O perfil de Proteus cresceu consideravelmente; logo foi avaliado em US $ 1,5 bilhão. O entusiasmo por abordagens digitais envolvendo sensores, aplicativos e wearables que poderiam transmitir informações através de sistemas, comumente agrupados sob o termo Internet das Coisas, também se espalhou.

No entanto, apesar da aprovação histórica da FDA, as pílulas digitais não explodiram na farmacêutica. As preocupações com privacidade e logística, especialmente enquanto estudavam tais aplicações para populações vulneráveis, têm permanecido.

Nem três anos depois, Proteus pediu falência.

Não há escassez de interesse, no entanto, na aplicação de soluções digitais à saúde. "Controlar os parâmetros de nossa saúde com um aplicativo tornou-se confortável, e muitas pessoas acolhem esse tipo de progresso", diz Marina Morla Gonzalez, professora assistente do departamento de direito público da Universidad de León, na Espanha. O monitoramento da glicose através de sensores implantáveis e eletrocardiogramas portáteis também se tornaram cada vez mais comuns na vida real.

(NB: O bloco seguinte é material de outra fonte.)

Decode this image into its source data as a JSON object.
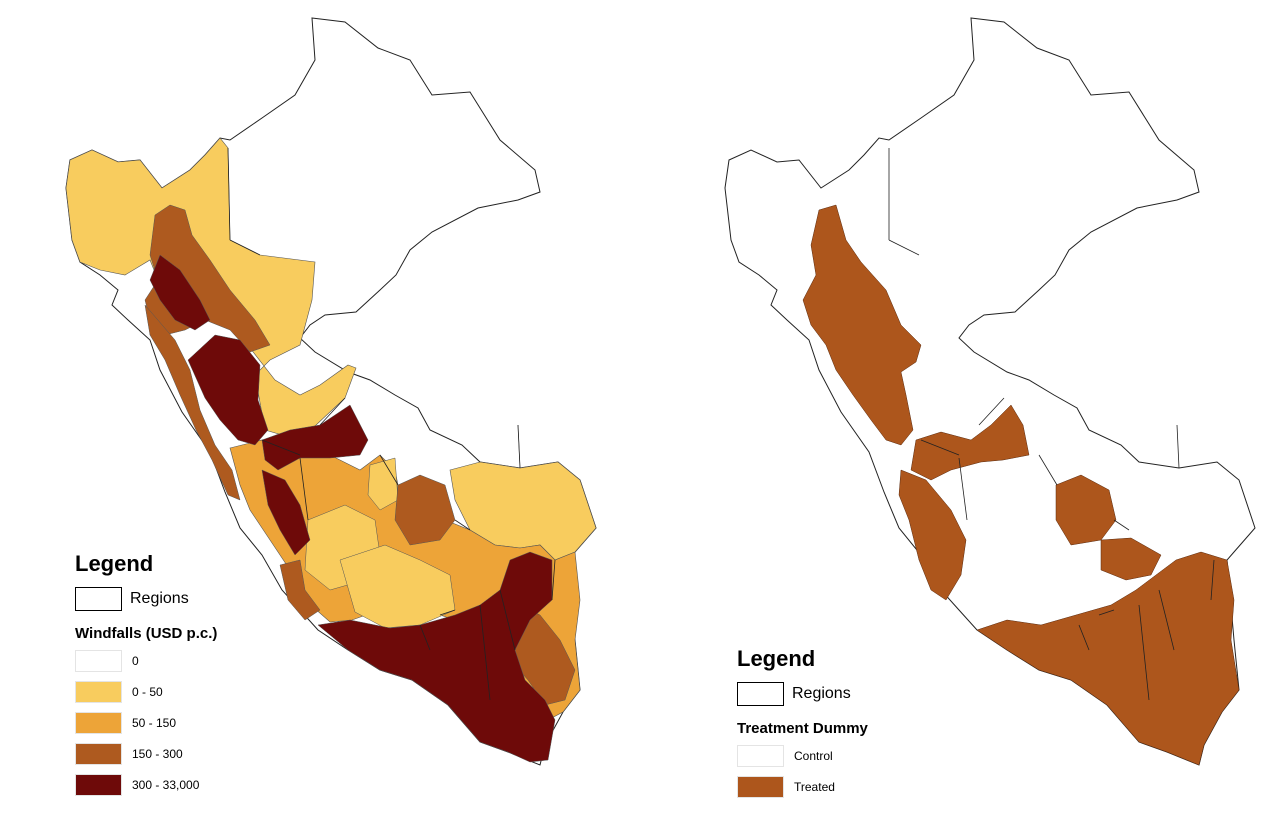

Ainda assim, o campo está em sua infância quando se trata de estabelecer inequivocamente um benefício financeiro e clínico com pílulas digitais. Mas os pesquisadores esperam que isso possa mudar em breve.

 

Preocupações de privacidade presentes, mas variáveis

Quando você está lidando com populações vulneráveis, é importante ter certeza de que os pacientes estão cientes do que os sensores em pílulas digitais pretendem fazer; que não há penalidade se esquecerem um medicamento, e que eles pretendem ser úteis e não um obstáculo, diz Susanne Haga, PhD, professora associada de pesquisa na Sanford School of Public Policy, Duke University.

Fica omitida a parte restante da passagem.